The servi-cha industry has long been fragmented and small scale; but now transportation companies run by rich individuals (‘donju’) which purchase several buses and hire drivers, guides and mechanics, are acting just as a transit company in a capitalist state would do.

With profit-sharing and bribery as the backbone, a large number of North Korean organs and enterprises have decided to lend their name to these individuals, fuelling the growth and development of a network of sorts.

“From the early 2000s, a high-speed bus network mostly between major cities began to emerge,” Ishimaru, revealing the latest research by ASIAPRESS internal North Korean sources, commented. “The companies are packaged as an enterprise affiliated to some state authority outwardly, but they are actually operated by individuals who pay kickbacks to that authority.”

The People’s Safety Ministry affiliated 116 Task Force Team is one such transportation company, Ishimaru says. It operates buses connecting Shinuiju, South Pyongan Province and Pyongyang. Ordinarily, the bus parks at a station or major public location, and then departs when it is full of passengers going to the next destination.

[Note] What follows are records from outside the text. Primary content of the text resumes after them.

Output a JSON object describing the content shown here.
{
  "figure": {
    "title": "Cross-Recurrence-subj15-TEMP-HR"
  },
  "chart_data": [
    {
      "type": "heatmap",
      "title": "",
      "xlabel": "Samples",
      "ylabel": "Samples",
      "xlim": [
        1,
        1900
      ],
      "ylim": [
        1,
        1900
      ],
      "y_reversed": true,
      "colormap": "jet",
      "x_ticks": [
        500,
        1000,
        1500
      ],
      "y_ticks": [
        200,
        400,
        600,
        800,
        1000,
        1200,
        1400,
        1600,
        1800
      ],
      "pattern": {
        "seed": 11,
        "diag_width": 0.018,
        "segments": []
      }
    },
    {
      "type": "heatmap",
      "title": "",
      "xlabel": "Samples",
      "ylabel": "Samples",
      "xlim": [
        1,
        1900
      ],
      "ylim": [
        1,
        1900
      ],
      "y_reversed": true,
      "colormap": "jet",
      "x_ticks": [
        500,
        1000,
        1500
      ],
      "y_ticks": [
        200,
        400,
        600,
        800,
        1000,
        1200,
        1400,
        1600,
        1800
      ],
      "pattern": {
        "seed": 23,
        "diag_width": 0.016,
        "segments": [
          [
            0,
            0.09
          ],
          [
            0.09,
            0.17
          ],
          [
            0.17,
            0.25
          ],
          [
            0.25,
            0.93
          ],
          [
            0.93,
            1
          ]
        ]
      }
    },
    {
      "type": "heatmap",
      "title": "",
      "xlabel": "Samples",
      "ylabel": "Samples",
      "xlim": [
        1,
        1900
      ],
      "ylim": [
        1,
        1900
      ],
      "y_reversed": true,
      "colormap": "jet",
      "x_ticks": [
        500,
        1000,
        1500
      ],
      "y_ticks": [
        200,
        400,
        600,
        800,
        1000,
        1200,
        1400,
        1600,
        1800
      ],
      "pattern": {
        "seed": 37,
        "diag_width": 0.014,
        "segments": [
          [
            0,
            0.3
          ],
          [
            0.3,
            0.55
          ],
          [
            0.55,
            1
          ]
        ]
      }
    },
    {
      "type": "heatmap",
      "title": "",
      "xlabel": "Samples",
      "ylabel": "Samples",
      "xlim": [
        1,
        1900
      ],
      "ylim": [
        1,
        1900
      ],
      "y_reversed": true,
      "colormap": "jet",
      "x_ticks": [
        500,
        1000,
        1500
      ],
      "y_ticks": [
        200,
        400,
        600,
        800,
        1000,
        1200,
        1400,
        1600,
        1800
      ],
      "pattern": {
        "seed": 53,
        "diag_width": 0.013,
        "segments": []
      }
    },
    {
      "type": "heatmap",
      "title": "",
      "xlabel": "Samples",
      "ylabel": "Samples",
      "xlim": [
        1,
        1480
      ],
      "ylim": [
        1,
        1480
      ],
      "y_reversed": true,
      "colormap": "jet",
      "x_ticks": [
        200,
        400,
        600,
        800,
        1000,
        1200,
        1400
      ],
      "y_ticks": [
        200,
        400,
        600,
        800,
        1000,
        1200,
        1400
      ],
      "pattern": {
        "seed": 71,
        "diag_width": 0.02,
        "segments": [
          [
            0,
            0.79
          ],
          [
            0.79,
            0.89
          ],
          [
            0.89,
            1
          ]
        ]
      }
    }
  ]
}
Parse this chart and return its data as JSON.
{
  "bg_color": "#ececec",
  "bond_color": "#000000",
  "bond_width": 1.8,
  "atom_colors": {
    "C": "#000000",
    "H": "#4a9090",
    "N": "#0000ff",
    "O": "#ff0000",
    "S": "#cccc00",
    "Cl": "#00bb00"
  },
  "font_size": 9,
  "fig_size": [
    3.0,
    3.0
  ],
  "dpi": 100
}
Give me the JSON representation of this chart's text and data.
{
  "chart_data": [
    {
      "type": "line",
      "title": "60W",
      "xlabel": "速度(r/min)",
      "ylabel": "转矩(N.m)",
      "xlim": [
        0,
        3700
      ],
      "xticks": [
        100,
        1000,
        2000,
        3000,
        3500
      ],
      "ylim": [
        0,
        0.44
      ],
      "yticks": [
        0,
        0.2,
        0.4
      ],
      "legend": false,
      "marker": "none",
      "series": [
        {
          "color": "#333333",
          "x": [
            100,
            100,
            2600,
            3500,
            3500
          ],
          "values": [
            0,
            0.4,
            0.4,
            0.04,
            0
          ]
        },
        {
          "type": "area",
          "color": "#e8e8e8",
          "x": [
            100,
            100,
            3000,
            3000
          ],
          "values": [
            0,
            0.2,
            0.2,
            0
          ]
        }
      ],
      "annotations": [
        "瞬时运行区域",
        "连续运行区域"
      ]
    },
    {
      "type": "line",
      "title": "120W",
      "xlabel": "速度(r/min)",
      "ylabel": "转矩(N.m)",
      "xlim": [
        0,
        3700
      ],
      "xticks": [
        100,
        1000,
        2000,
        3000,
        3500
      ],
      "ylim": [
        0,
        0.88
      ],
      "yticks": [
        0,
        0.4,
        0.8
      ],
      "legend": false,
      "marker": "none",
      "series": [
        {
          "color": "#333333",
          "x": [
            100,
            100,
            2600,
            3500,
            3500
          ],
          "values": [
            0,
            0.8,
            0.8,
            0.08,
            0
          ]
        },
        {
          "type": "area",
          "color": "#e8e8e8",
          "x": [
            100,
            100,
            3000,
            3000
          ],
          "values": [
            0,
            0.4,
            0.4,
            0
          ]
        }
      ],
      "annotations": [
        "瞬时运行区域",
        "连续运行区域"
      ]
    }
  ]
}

However, there are risks. Ishimaru also revealed that the Chosun People’s Army’s General Political Department-affiliated ‘Ullim’, which had monopolized bus operations between Chongjin and Musan, was dissolved in April, 2011 after it failed to pay off the proper people.

Meanwhile, Ishimaru also noted the capitalistic movement of free labor between private coal mines called Jato; private operations run by individuals with mining rights purchased from state operators.

According to Kim Dong Chul, an ASIAPRESS reporter living in North Korea, workers nominally assigned to state-operated mines commonly pay a bribe to move to these privately-run mines. Bad treatment such as low salaries and poor or non-existent distribution in state-operated mines has thus forged a small but significant labor market of people moving into the private sector.

Ishimaru said, “Basically, due to a lack of labor in state-operated mines, they try to avoid sending laborers to Jato. But laborers with money often move to Jato by either mobilizing their network or bribing them.”

The new mining concerns are productive, too. Kim added, “Jato around Suncheon, Cheongsung and Sincheon mines are producing an amount of coal that far exceeds that produced by state-operated mines. In Cheongsung there are around 200 Jato to my knowledge. These mines produce more than 1,000 tons of coal a day; and more than 1,000 laborers work there.”

“The coal produced by Jato is exported to China in exchange for foreign currency rather than being sold in the black markets,” he added, going on, “Coal is the largest export to China for foreign currency, and actually a great deal of this coal is from Jato.”

The important thing is not production, though, it is that laborers are able to quit and move on whenever they want. Kim added, “That is a free labor market, where a laborer who quits can move to another Jato.”